- Leader: Juan Prim (last)
- Founder: Juan Álvarez Mendizábal
- Founded: 1834; 192 years ago
- Dissolved: 1874; 152 years ago
- Succeeded by: Constitutional Party
- Ideology: Liberalism (Spanish) Progressivism Federalism Anti-clericalism
- Political position: Left-wing

= Progressive Party (Spain) =

The Progressive Party (Partido Progresista) was one of the two Spanish political parties that contended for power during the reign of Isabel II (reigned 1833–1868). It was to the left of the opposing Moderate Party (Partido Moderado) but also characterised itself as liberal. Like the Moderate Party, it supported Isabel against the claims of the Carlists.

==History==
The party was established in 1834 as the extreme liberal opposition, during the regency of queen mother Maria Christina of the Two Sicilies; Queen Isabel was only three years old. It was the party of the exaltados, veinteañistas or progresistas, heirs of the Trienio Liberal ("liberal triennium") of 1820–1823, whereas the Moderate Party represented the doceañistas who traced their roots to the Spanish Constitution of 1812. The Progressives were the party of the National Militia, the jury trial, a secular state, and of national sovereignty and the broadening of the franchise under census suffrage. On this last matter, their position was somewhat milder than popular sovereignty, in that it did not necessarily call for the universal franchise.

Like their Moderate opponents, they supported the monarchy of Isabel II, particularly against the Carlist pretenders. Their political position, however, was repeatedly compromised as Maria Christina and later Isabela herself continually attempted to achieve a compromise with the Carlists.

During the Regency of Baldomero Espartero (1840–1843), the Progressive Party became the dominant political force, advocating constitutional reforms, expansion of civil liberties, and limits to royal prerogative. Internal divisions, combined with opposition from Moderate Party conservatives and sectors of the army, led to Espartero’s fall in 1843.

The subsequent Década Moderada (1844–1854) saw the Progressives excluded from power as the Moderates consolidated control under a more restrictive political system established by the 1845 Constitution.

The Bienio Progresista (1854–1856) began after the Vicalvarada uprising and the Manzanares Manifesto, which brought Espartero back to the premiership, with O’Donnell as Minister of War. The government implemented reforms like the desamortización (confiscation and sale) of church lands under Pascual Madoz. Political instability, economic tensions, and growing divisions between Espartero and O’Donnell led to the Bienio’s collapse and a return to Moderate dominance.

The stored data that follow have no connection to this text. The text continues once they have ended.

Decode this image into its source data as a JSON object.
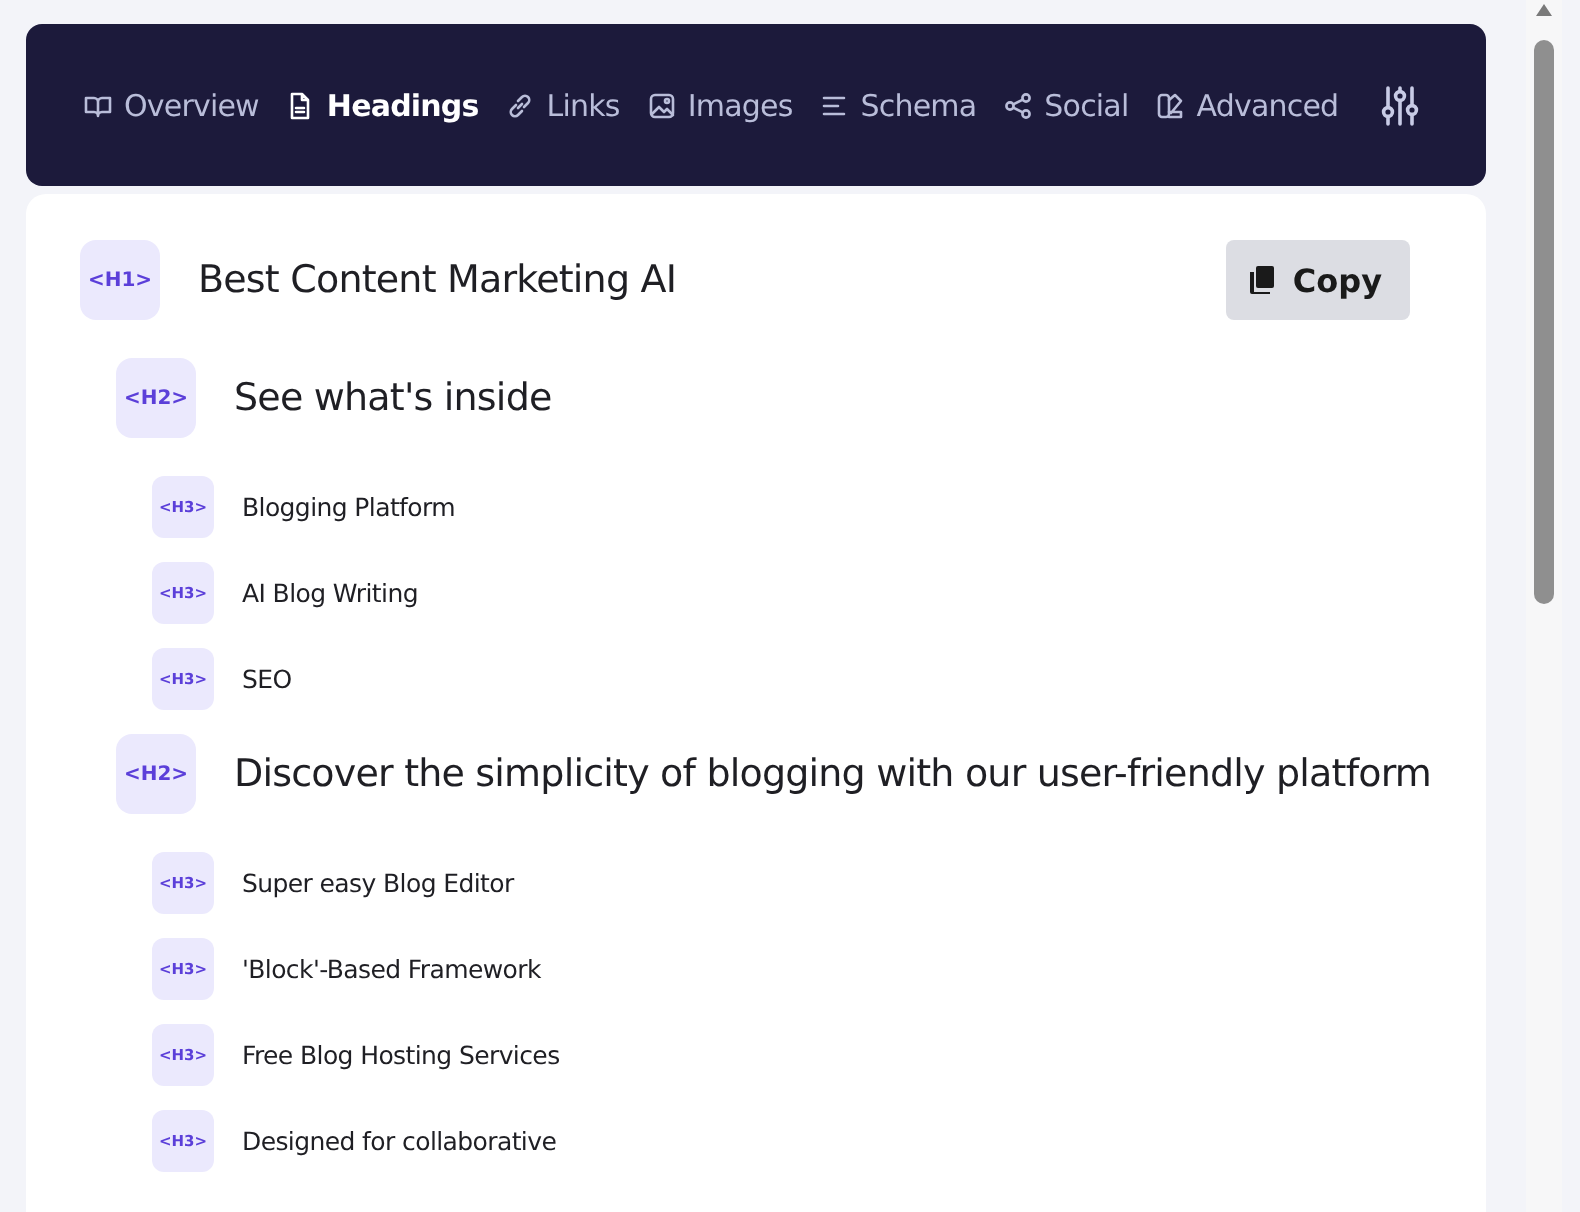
{
  "tabs": [
    {
      "label": "Overview",
      "kind": "book",
      "selected": false
    },
    {
      "label": "Headings",
      "kind": "file",
      "selected": true
    },
    {
      "label": "Links",
      "kind": "link",
      "selected": false
    },
    {
      "label": "Images",
      "kind": "image",
      "selected": false
    },
    {
      "label": "Schema",
      "kind": "lines",
      "selected": false
    },
    {
      "label": "Social",
      "kind": "share",
      "selected": false
    },
    {
      "label": "Advanced",
      "kind": "palette",
      "selected": false
    }
  ],
  "copy_button": "Copy",
  "headings": [
    {
      "kind": "h1",
      "tag": "<H1>",
      "text": "Best Content Marketing AI",
      "children": [
        {
          "kind": "h2",
          "tag": "<H2>",
          "text": "See what's inside",
          "children": [
            {
              "kind": "h3",
              "tag": "<H3>",
              "text": "Blogging Platform"
            },
            {
              "kind": "h3",
              "tag": "<H3>",
              "text": "AI Blog Writing"
            },
            {
              "kind": "h3",
              "tag": "<H3>",
              "text": "SEO"
            }
          ]
        },
        {
          "kind": "h2",
          "tag": "<H2>",
          "text": "Discover the simplicity of blogging with our user-friendly platform",
          "children": [
            {
              "kind": "h3",
              "tag": "<H3>",
              "text": "Super easy Blog Editor"
            },
            {
              "kind": "h3",
              "tag": "<H3>",
              "text": "'Block'-Based Framework"
            },
            {
              "kind": "h3",
              "tag": "<H3>",
              "text": "Free Blog Hosting Services"
            },
            {
              "kind": "h3",
              "tag": "<H3>",
              "text": "Designed for collaborative"
            }
          ]
        }
      ]
    }
  ]
}
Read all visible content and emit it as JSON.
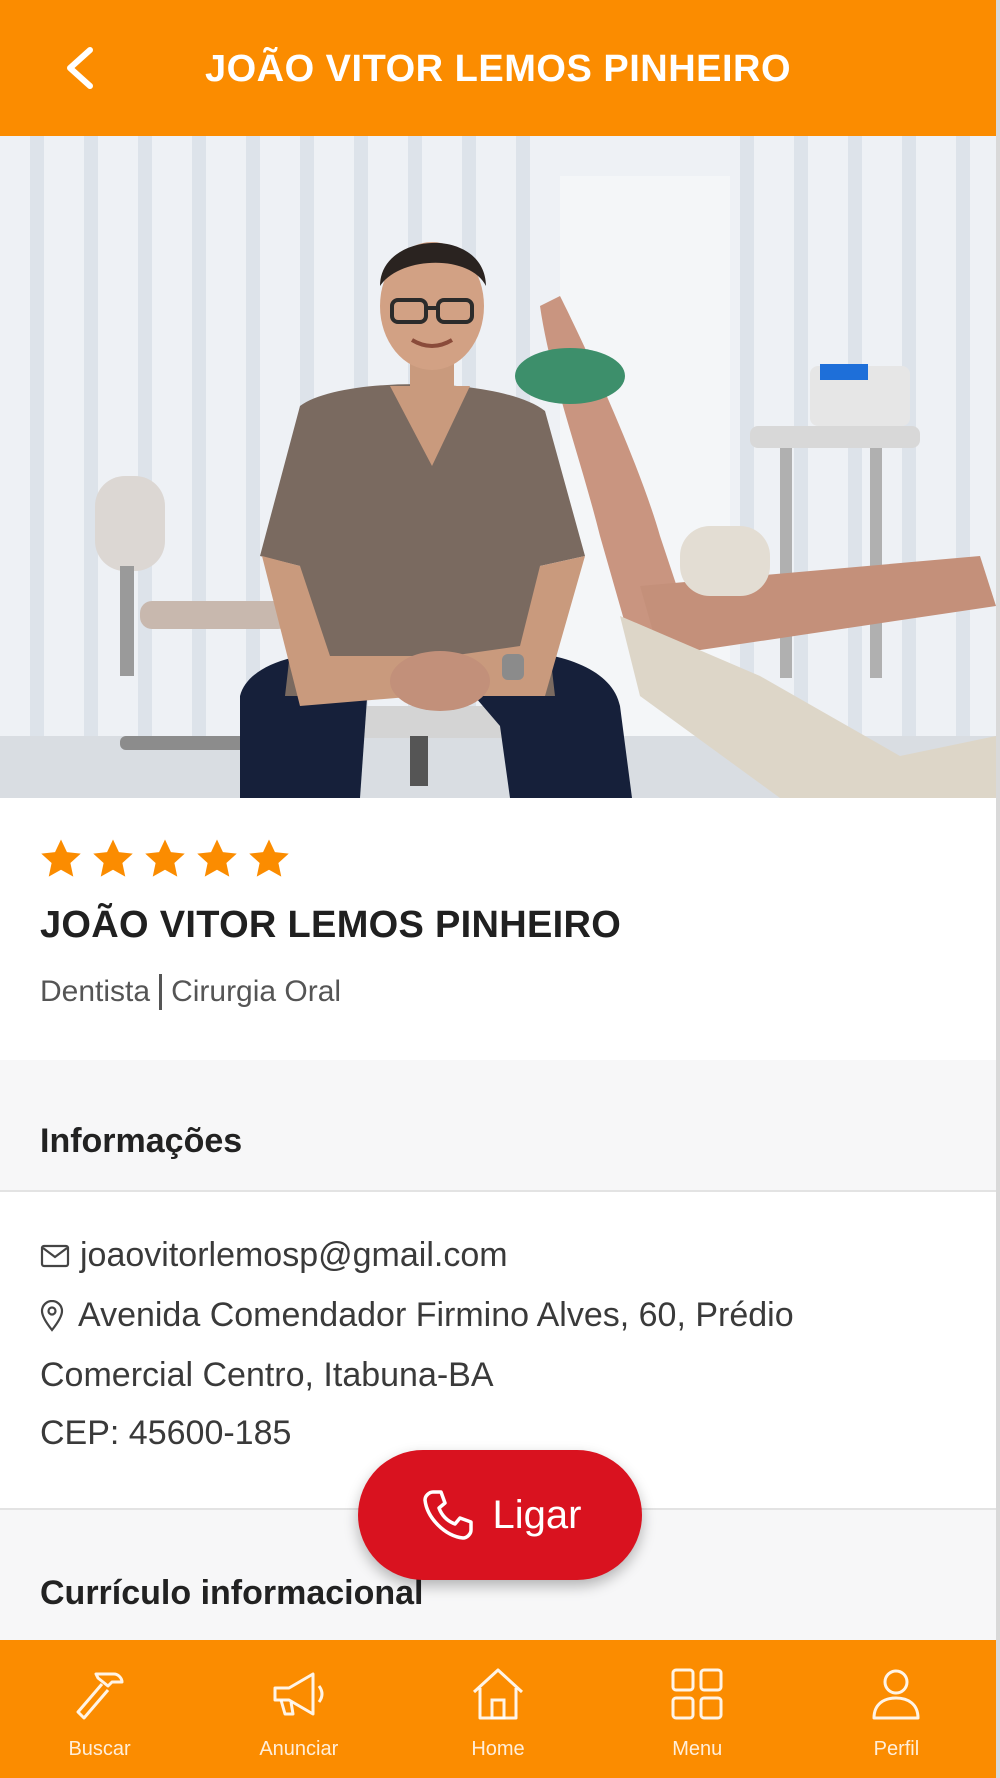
{
  "header": {
    "title": "JOÃO VITOR LEMOS PINHEIRO"
  },
  "profile": {
    "rating": 5,
    "rating_max": 5,
    "name": "JOÃO VITOR LEMOS PINHEIRO",
    "role": "Dentista",
    "specialty": "Cirurgia Oral"
  },
  "info": {
    "heading": "Informações",
    "email": "joaovitorlemosp@gmail.com",
    "address_line1": "Avenida Comendador Firmino Alves, 60, Prédio",
    "address_line2": "Comercial Centro, Itabuna-BA",
    "cep": "CEP: 45600-185"
  },
  "curriculum": {
    "heading": "Currículo informacional"
  },
  "call_button": {
    "label": "Ligar"
  },
  "bottom_nav": {
    "items": [
      {
        "label": "Buscar",
        "icon": "hammer-icon"
      },
      {
        "label": "Anunciar",
        "icon": "megaphone-icon"
      },
      {
        "label": "Home",
        "icon": "home-icon"
      },
      {
        "label": "Menu",
        "icon": "grid-icon"
      },
      {
        "label": "Perfil",
        "icon": "user-icon"
      }
    ]
  },
  "colors": {
    "accent": "#fb8c00",
    "call": "#d9121f",
    "star": "#fb8c00"
  }
}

During the 1860s, Progressive leaders, increasingly marginalized, formed alliances with Democrats and unionist to overthrow Queen Isabella II. The Glorious Revolution of 1868 ushered in the Sexenio Democrático (1868–1874), in which the Progressives played a central role in drafting the liberal Constitution of 1869 and establishing a constitutional monarchy under Amadeo I.

The Progressive Party disintegrated gradually after the murder of its last leader, General Juan Prim, 1st Marquis of los Castillejos in 1870, splitting into the Constitutional Party, the Radical Democratic Party, and the Democratic Party. It wasn't formally dissolved, however, until the 1874 restoration of the monarchy.